- You are here:
Dissertation Proposal Defense – Adrienne Muth
MSE Grad Presentation
Monday, October 22, 2018 - 1:45pm
MRDC 3515, Hightower Conference Room
Committee Members: Prof. David McDowell, Advisor, MSE Prof. Surya Kalidindi, MSE Prof. Richard Neu, ME Prof. Reji John, Air Force Research Lab Prof. Adam Pilchak, Air Force Research Lab
"Advanced Structure-Property Linkages Based on Extreme Value Statistics for Fatigue Indicator Parameters for Alloys"
Fatigue lifetime is a critical performance requirement for polycrystalline metal alloys used in aerospace applications but is a significant challenge to study, as fatigue behavior exhibits highly variable responses to microstructure attributes and loading conditions. Elucidating the role that combinations of microstructure attributes play in promoting fatigue crack formation and early growth requires a prohibitive number of experiments. Identifying the local microstructure states that favor fatigue crack formation and, separately, early crack growth will allow for materials processing to be adapted to minimize risk of crack initiation. In the proposed work, a hierarchical, multiscale, statistically-driven computational workflow is laid out to provide a template for using data science methods to enhance investigation fatigue response of polycrystalline alloys, using Ti-6Al-4V as an example.
First, microstructure data from experimental results are used to create statistically representative microstructure volumes, which are then subjected to cyclic loading using a constitutive model that captures crystallographic slip using finite element modeling. Fatigue Indicator Parameters (FIPs) are investigated as surrogate measures of driving force for fatigue crack formation within the nucleant phase or grain and characterized by the phase of the grain in which they are located. The proposed project will utilize these FIPs and methodology to provide insight for improved fatigue resistance behavior for both fatigue crack formation and growth past first barrier. Significance of the work includes:
- Investigation of effects of microstructure and loading conditions on phase of grains coincident with locations of maximal FIP values.

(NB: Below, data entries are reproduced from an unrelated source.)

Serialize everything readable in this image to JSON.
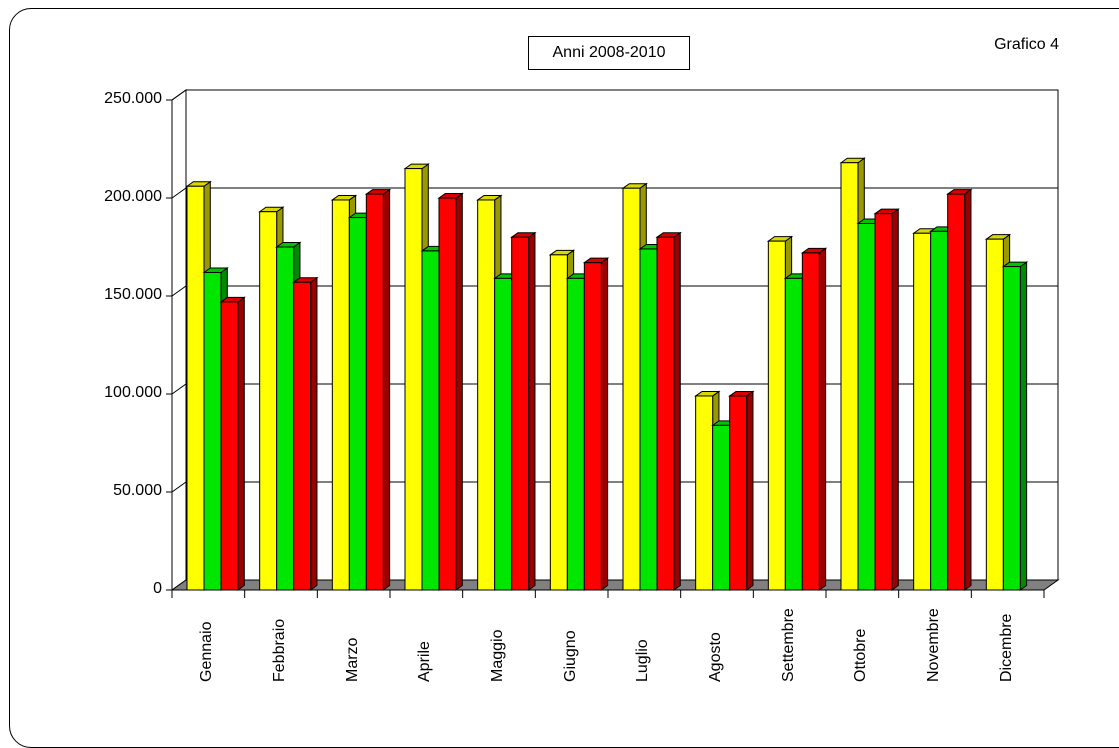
{
  "chart_data": {
    "type": "bar",
    "title": "Anni 2008-2010",
    "tag": "Grafico 4",
    "categories": [
      "Gennaio",
      "Febbraio",
      "Marzo",
      "Aprile",
      "Maggio",
      "Giugno",
      "Luglio",
      "Agosto",
      "Settembre",
      "Ottobre",
      "Novembre",
      "Dicembre"
    ],
    "series": [
      {
        "color": "#ffff00",
        "values": [
          206000,
          193000,
          199000,
          215000,
          199000,
          171000,
          205000,
          99000,
          178000,
          218000,
          182000,
          179000
        ]
      },
      {
        "color": "#00e600",
        "values": [
          162000,
          175000,
          190000,
          173000,
          159000,
          159000,
          174000,
          84000,
          159000,
          187000,
          183000,
          165000
        ]
      },
      {
        "color": "#ff0000",
        "values": [
          147000,
          157000,
          202000,
          200000,
          180000,
          167000,
          180000,
          99000,
          172000,
          192000,
          202000,
          null
        ]
      }
    ],
    "ylim": [
      0,
      250000
    ],
    "yticks": [
      "0",
      "50.000",
      "100.000",
      "150.000",
      "200.000",
      "250.000"
    ],
    "ytick_values": [
      0,
      50000,
      100000,
      150000,
      200000,
      250000
    ],
    "grid": true,
    "legend": "none",
    "style": "3d-bars"
  }
}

- Novel data-science approach to identify the combinations of microstructure attributes with highest likelihood to lead to formation of fatigue crack using extreme value distributions (EVDs), 2-point statistics, and principal component analysis (PCA).
- Utilization of extreme value marked correlation functions (EVMCFs) at locations of maximal FIP values to study joint conditional probability that a fatigue crack has sufficient driving force to both form and to grow past first barrier, which have only been studied separately before.
- First ever preliminary assessment of model form effects on EVD and EVMCF results.